What broke our morning? One simple thing: we skipped our routine.
No outfit picking. No snack stop. No “you do your shoes while I finish my coffee.” Just pure, unstructured panic. And my daughter, sensing the disruption in the force, had a full-scale toddler meltdown that could’ve qualified for an exorcism.
So… what went wrong?
It wasn’t just a bad mood or the wrong color socks. It was a classic case of what happens when young children lose their sense of structure. Because for preschoolers, routines aren’t just helpful—they’re essential.
Why Routines Are a Preschooler’s Best Friend
1. Routines Build Security (and Sanity)
Preschoolers don’t have calendars. They live in the now. So when the “now” changes unexpectedly, it can feel like the floor is disappearing beneath them. Predictability helps them feel safe, and when kids feel safe, they’re calmer, more cooperative, and less likely to scream like a banshee in a minivan.
2. They Help with Emotional Regulation
Transitions are hard. So are mornings. And so is life when your granola bar breaks in half. But when kids know what comes next, their nervous systems don’t go into overdrive. Routines create the guardrails that keep emotions from flying off the road.

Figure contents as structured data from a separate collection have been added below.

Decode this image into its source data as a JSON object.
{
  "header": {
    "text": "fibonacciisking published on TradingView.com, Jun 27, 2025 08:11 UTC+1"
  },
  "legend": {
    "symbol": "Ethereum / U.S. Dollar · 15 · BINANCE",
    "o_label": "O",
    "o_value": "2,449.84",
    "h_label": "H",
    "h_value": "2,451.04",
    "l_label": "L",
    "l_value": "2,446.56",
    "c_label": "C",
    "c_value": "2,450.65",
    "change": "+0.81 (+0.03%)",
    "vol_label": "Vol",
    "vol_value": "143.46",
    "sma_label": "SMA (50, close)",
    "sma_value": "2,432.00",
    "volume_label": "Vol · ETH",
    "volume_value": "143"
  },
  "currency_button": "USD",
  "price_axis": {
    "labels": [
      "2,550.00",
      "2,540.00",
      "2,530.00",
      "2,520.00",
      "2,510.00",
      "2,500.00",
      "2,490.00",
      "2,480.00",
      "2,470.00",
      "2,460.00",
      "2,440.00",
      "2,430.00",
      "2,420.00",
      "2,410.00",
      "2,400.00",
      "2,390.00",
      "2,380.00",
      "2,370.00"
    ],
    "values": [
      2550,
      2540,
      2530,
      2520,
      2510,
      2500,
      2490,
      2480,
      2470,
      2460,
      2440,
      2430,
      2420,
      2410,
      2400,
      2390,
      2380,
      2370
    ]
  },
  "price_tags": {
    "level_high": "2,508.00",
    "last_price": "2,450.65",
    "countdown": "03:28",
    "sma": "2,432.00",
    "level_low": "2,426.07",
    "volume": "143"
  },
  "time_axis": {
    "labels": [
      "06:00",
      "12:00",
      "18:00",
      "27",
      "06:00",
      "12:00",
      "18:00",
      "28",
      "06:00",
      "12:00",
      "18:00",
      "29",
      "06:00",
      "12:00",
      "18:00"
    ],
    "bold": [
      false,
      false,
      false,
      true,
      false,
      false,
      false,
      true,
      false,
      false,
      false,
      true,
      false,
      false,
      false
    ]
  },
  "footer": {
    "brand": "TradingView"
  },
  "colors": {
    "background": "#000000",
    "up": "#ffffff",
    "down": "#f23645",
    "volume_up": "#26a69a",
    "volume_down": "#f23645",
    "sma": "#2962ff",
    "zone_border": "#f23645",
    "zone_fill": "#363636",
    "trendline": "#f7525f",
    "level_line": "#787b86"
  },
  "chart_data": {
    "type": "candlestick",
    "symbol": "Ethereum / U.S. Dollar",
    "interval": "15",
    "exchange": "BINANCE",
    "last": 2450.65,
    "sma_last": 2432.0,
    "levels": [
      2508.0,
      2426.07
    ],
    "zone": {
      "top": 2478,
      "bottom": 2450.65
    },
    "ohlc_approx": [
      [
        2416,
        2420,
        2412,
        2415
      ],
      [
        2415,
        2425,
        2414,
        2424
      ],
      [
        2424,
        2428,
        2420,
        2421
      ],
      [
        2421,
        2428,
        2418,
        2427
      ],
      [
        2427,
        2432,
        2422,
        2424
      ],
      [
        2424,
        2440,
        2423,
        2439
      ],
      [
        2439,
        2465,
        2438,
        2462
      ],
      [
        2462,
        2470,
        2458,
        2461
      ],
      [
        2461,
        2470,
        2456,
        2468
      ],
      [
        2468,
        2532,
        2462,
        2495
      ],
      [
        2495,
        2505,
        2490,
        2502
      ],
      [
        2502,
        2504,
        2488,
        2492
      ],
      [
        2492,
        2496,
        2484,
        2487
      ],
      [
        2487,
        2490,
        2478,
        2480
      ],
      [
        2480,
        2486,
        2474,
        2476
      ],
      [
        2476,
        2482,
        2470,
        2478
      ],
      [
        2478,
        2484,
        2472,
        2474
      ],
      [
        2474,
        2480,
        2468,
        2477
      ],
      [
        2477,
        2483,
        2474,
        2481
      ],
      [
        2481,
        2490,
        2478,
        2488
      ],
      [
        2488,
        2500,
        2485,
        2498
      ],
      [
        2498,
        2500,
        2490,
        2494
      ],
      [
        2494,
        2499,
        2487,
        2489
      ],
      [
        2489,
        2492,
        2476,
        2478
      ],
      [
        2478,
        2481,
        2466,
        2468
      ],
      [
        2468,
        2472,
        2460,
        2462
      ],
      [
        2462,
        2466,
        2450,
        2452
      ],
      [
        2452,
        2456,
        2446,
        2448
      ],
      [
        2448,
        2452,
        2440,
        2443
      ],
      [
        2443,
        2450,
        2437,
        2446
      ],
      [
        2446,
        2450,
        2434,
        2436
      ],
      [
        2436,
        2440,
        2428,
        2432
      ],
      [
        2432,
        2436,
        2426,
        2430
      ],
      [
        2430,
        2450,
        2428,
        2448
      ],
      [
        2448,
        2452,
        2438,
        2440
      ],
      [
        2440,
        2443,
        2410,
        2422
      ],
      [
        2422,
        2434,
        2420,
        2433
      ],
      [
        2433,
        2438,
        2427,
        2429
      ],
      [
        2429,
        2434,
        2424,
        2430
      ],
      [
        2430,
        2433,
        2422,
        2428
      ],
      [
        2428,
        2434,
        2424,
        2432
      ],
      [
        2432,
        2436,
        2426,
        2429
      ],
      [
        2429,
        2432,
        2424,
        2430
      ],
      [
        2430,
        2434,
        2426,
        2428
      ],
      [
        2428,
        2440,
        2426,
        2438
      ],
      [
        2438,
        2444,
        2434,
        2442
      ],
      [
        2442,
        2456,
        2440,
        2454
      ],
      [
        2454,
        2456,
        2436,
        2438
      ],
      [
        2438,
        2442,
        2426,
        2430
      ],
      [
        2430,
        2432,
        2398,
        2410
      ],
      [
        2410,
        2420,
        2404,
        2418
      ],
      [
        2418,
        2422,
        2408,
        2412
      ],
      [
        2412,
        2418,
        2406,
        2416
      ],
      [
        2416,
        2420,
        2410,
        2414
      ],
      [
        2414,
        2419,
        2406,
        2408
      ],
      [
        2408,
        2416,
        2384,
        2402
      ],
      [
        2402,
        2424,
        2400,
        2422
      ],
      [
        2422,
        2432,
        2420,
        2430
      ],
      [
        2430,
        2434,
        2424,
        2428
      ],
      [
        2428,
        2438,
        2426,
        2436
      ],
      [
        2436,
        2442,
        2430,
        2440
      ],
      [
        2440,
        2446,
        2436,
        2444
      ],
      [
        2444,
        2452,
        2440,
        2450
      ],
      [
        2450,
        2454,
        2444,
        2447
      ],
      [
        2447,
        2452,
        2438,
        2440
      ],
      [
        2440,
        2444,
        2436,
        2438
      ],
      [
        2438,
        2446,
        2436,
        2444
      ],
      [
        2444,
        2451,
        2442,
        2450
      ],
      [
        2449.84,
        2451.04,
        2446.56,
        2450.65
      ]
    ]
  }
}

3. Routines Build Independence
Want your child to put on their own shoes, pack their bag, or start cleaning up without you threatening to cancel bedtime stories for eternity? Build a routine. Repetition gives kids confidence. Confidence gives you… a chance to drink your coffee while it’s still hot.
4. They Support Learning
Brains love patterns. When kids know snack time follows storytime, and outside time follows snack, they can focus less on “what’s next” and more on how to be present, play, and learn.
Real Tools to Make Routines Less Chaotic
✅ Visual Schedules - Kids are visual. Create a chart with pictures showing what happens during the day. Bonus: it reduces the 47 times you’ll be asked, “Is it time to play outside yet?”
✅ Drop-Off Rituals - Try a special hug, handshake, or a silly phrase (“See ya later, tater!”). It gives your child a consistent, loving bridge from you to their day.
✅ Choices Within Routines - Let them choose between two snacks, two shirts, or two songs to brush their teeth to. It gives them power without chaos. (Nobody needs a 30-minute negotiation about socks.)
✅ Practice Makes Predictable - Talk about routines when everyone’s calm. Practice bedtime steps. Role-play the morning rush. Prep them like you’d prepare yourself for a presentation—because to them, it is a big deal.
A Final Word from the Woman with Coffee on Her Car Roof
Routines won’t solve everything, but they will solve a lot. They create structure in a world that often feels unpredictable for our littles. They’re not about military-level discipline or Pinterest-perfect charts. They’re about making life feel manageable—for your child and for you.
At Empowered Early Learning Academy, routines are part of our love language. We design our daily rhythm to help kids feel grounded, respected, and ready to learn. We’re not trying to raise robots—we’re raising resilient, joyful, confident humans who know what to expect and feel empowered to handle it.
And hey, if you ever forget the shoes again… just know, I’ve been there. You’ve got this. Routines help.